Translate

Rabu, 26 Agustus 2015

18). Al-Mudhtharib.





PERTEMUAN : KE - DELAPAN BELAS
BUKU : MUSTHALAH AL-HADITS
PENGARANG : IBNU 'UTSAIMIN RAHIMAHULLAH
__________


بِسمِ اللهِ الرَّحمَنِ الرَّحِيمِ


"AL-MUDHTHARIB"

Alhamdulillah dengan segala nikmat dan karuni-Nya, Ia kembali memudahkan kita untuk bisa bertatap muka dalam kajian yang insya Allah istimewa dan mubarak ini.

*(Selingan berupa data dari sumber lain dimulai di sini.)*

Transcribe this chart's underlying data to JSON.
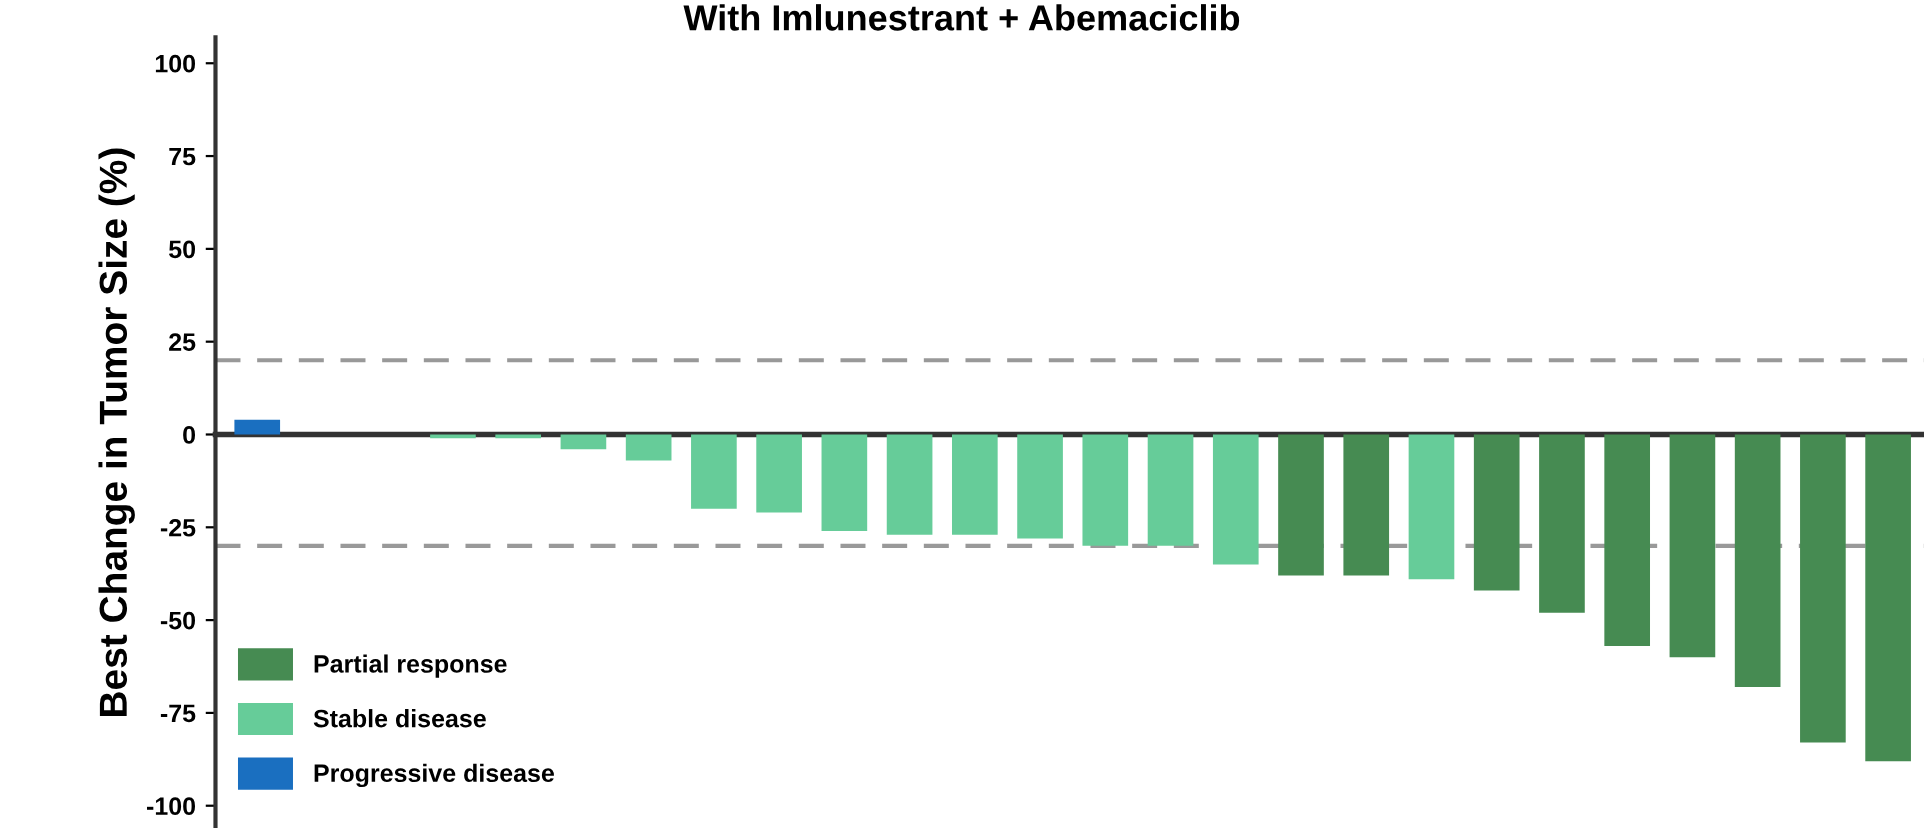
{
  "chart_data": {
    "type": "bar",
    "stacked": true,
    "title": "With Imlunestrant + Abemaciclib",
    "ylabel": "Best Change in Tumor Size (%)",
    "categories": [
      null,
      null,
      null,
      null,
      null,
      null,
      null,
      null,
      null,
      null,
      null,
      null,
      null,
      null,
      null,
      null,
      null,
      null,
      null,
      null,
      null,
      null,
      null,
      null,
      null,
      null
    ],
    "series": [
      {
        "name": "Partial response",
        "color": "#468b52",
        "values": [
          null,
          null,
          null,
          null,
          null,
          null,
          null,
          null,
          null,
          null,
          null,
          null,
          null,
          null,
          null,
          null,
          -38,
          -38,
          null,
          -42,
          -48,
          -57,
          -60,
          -68,
          -83,
          -88
        ]
      },
      {
        "name": "Stable disease",
        "color": "#66cc99",
        "values": [
          null,
          0,
          0,
          -1,
          -1,
          -4,
          -7,
          -20,
          -21,
          -26,
          -27,
          -27,
          -28,
          -30,
          -30,
          -35,
          null,
          null,
          -39,
          null,
          null,
          null,
          null,
          null,
          null,
          null
        ]
      },
      {
        "name": "Progressive disease",
        "color": "#1a6fc0",
        "values": [
          4,
          null,
          null,
          null,
          null,
          null,
          null,
          null,
          null,
          null,
          null,
          null,
          null,
          null,
          null,
          null,
          null,
          null,
          null,
          null,
          null,
          null,
          null,
          null,
          null,
          null
        ]
      }
    ],
    "ylim": [
      -106,
      107
    ],
    "yticks": [
      -100,
      -75,
      -50,
      -25,
      0,
      25,
      50,
      75,
      100
    ],
    "ref_lines": [
      {
        "axis": "y",
        "value": 20,
        "color": "#999999",
        "line_style": "dashed"
      },
      {
        "axis": "y",
        "value": -30,
        "color": "#999999",
        "line_style": "dashed"
      }
    ],
    "legend": "bottom left"
  }
}
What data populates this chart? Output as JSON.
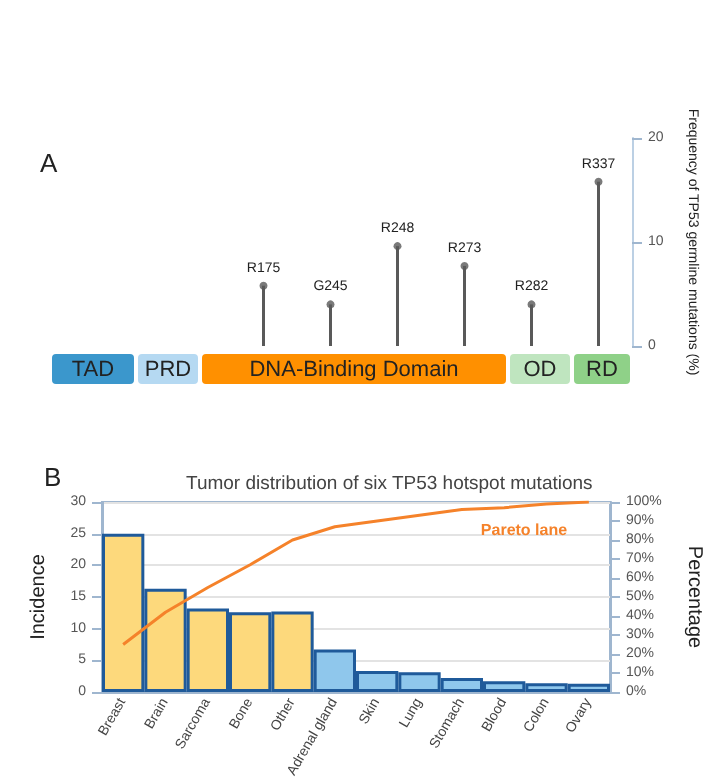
{
  "chart_data": [
    {
      "type": "lollipop",
      "ylabel": "Frequency of TP53 germline mutations (%)",
      "categories": [
        "R175",
        "G245",
        "R248",
        "R273",
        "R282",
        "R337"
      ],
      "values": [
        5.8,
        4,
        9.6,
        7.7,
        4,
        15.8
      ],
      "color": "#595959",
      "ylim": [
        0,
        20
      ],
      "yticks": [
        0,
        10,
        20
      ],
      "grid": false,
      "annotations": [
        "A",
        "TAD",
        "PRD",
        "DNA-Binding Domain",
        "OD",
        "RD"
      ]
    },
    {
      "type": "bar",
      "title": "Tumor distribution of six TP53 hotspot mutations",
      "ylabel": "Incidence",
      "y2label": "Percentage",
      "annotations": [
        "B"
      ],
      "categories": [
        "Breast",
        "Brain",
        "Sarcoma",
        "Bone",
        "Other",
        "Adrenal gland",
        "Skin",
        "Lung",
        "Stomach",
        "Blood",
        "Colon",
        "Ovary"
      ],
      "series": [
        {
          "type": "bar",
          "colors": [
            "#fdd97c",
            "#fdd97c",
            "#fdd97c",
            "#fdd97c",
            "#fdd97c",
            "#8fc7ec",
            "#8fc7ec",
            "#8fc7ec",
            "#8fc7ec",
            "#8fc7ec",
            "#8fc7ec",
            "#8fc7ec"
          ],
          "values": [
            25,
            16.3,
            13.2,
            12.6,
            12.7,
            6.7,
            3.3,
            3.1,
            2.2,
            1.7,
            1.4,
            1.3
          ]
        },
        {
          "type": "line",
          "name": "Pareto lane",
          "color": "#f5822a",
          "axis": "y2",
          "values": [
            25,
            42,
            55,
            67,
            80,
            87,
            90,
            93,
            96,
            97,
            99,
            100
          ]
        }
      ],
      "ylim": [
        0,
        30
      ],
      "yticks": [
        0,
        5,
        10,
        15,
        20,
        25,
        30
      ],
      "y2lim": [
        0,
        100
      ],
      "y2ticks": [
        {
          "value": 0,
          "label": "0%"
        },
        {
          "value": 10,
          "label": "10%"
        },
        {
          "value": 20,
          "label": "20%"
        },
        {
          "value": 30,
          "label": "30%"
        },
        {
          "value": 40,
          "label": "40%"
        },
        {
          "value": 50,
          "label": "50%"
        },
        {
          "value": 60,
          "label": "60%"
        },
        {
          "value": 70,
          "label": "70%"
        },
        {
          "value": 80,
          "label": "80%"
        },
        {
          "value": 90,
          "label": "90%"
        },
        {
          "value": 100,
          "label": "100%"
        }
      ],
      "grid": "y",
      "legend": false
    }
  ]
}
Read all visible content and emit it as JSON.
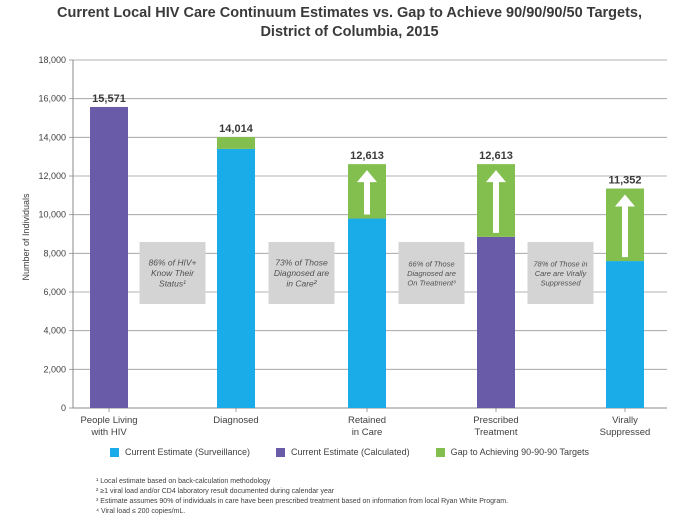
{
  "colors": {
    "surveillance": "#1aace8",
    "calculated": "#6a5ba8",
    "gap": "#83bf4f",
    "annotation_bg": "#d4d4d4",
    "axis": "#8a8a8a"
  },
  "chart_data": {
    "type": "bar",
    "title_line1": "Current Local HIV Care Continuum Estimates vs. Gap to Achieve 90/90/90/50 Targets,",
    "title_line2": "District of Columbia, 2015",
    "ylabel": "Number of Individuals",
    "ylim": [
      0,
      18000
    ],
    "yticks": [
      {
        "value": 0,
        "label": "0"
      },
      {
        "value": 2000,
        "label": "2,000"
      },
      {
        "value": 4000,
        "label": "4,000"
      },
      {
        "value": 6000,
        "label": "6,000"
      },
      {
        "value": 8000,
        "label": "8,000"
      },
      {
        "value": 10000,
        "label": "10,000"
      },
      {
        "value": 12000,
        "label": "12,000"
      },
      {
        "value": 14000,
        "label": "14,000"
      },
      {
        "value": 16000,
        "label": "16,000"
      },
      {
        "value": 18000,
        "label": "18,000"
      }
    ],
    "grid": true,
    "categories": [
      {
        "line1": "People Living",
        "line2": "with HIV"
      },
      {
        "line1": "Diagnosed",
        "line2": ""
      },
      {
        "line1": "Retained",
        "line2": "in Care"
      },
      {
        "line1": "Prescribed",
        "line2": "Treatment"
      },
      {
        "line1": "Virally",
        "line2": "Suppressed"
      }
    ],
    "bars": [
      {
        "estimate_type": "calculated",
        "value": 15571,
        "target": 15571,
        "target_label": "15,571"
      },
      {
        "estimate_type": "surveillance",
        "value": 13400,
        "target": 14014,
        "target_label": "14,014"
      },
      {
        "estimate_type": "surveillance",
        "value": 9800,
        "target": 12613,
        "target_label": "12,613"
      },
      {
        "estimate_type": "calculated",
        "value": 8850,
        "target": 12613,
        "target_label": "12,613"
      },
      {
        "estimate_type": "surveillance",
        "value": 7600,
        "target": 11352,
        "target_label": "11,352"
      }
    ],
    "annotations": [
      {
        "lines": [
          "86% of HIV+",
          "Know Their",
          "Status¹"
        ]
      },
      {
        "lines": [
          "73% of Those",
          "Diagnosed are",
          "in Care²"
        ]
      },
      {
        "lines": [
          "66% of Those",
          "Diagnosed are",
          "On Treatment³"
        ]
      },
      {
        "lines": [
          "78% of Those in",
          "Care are Virally",
          "Suppressed"
        ]
      }
    ],
    "legend": [
      {
        "key": "surveillance",
        "label": "Current Estimate (Surveillance)"
      },
      {
        "key": "calculated",
        "label": "Current Estimate (Calculated)"
      },
      {
        "key": "gap",
        "label": "Gap to Achieving 90-90-90 Targets"
      }
    ]
  },
  "footnotes": [
    "¹ Local estimate based on back-calculation methodology",
    "² ≥1 viral load and/or CD4 laboratory result documented during calendar year",
    "³ Estimate assumes 90% of individuals in care have been prescribed treatment based on information from local Ryan White Program.",
    "⁴ Viral load ≤ 200 copies/mL."
  ]
}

Saudaraku fillah yang Allah mulyakan, pada pertemuan kita yang ke - delapan belas ini, insya Allah uraian yang akan kita kupas bersama adalah masail seputar "Al-Mudhtharib" (kontradiksi/tidak teratur/tidak adanya kesamaan atau goncang).

Berkata asy-syaikh Ibnu 'Utsaimin rahimahullah :

المُضطَرِبُ
أ_ تَعرِيفُهُ، ب_ حُكمُهُ

Al-Mudhtharib, Definisi dan Hukumnya.
__________

A). DEFINISI AL-MUDHTHARIB.

أ_ المُضطَرِبُ
مَا اختَلَفَ الرُّوَاةُ فِي سَنَدِهِ، أَوْ مَتنِهِ، وَتَعَذَّرَ الجَمعُ فِي ذَلِكَ وَالتَّرجِيْحُ

Definisi Al-Mudhtharib yaitu :
Suatu hadits yang para perawinya berselisih pada sanad atau pada matannya. Yang perselisihan tersebut berudzur (yakni tidak memungkinkan_pent) untuk dikompromikan atau dirajihkan (dikuatkan salah satunya_pent).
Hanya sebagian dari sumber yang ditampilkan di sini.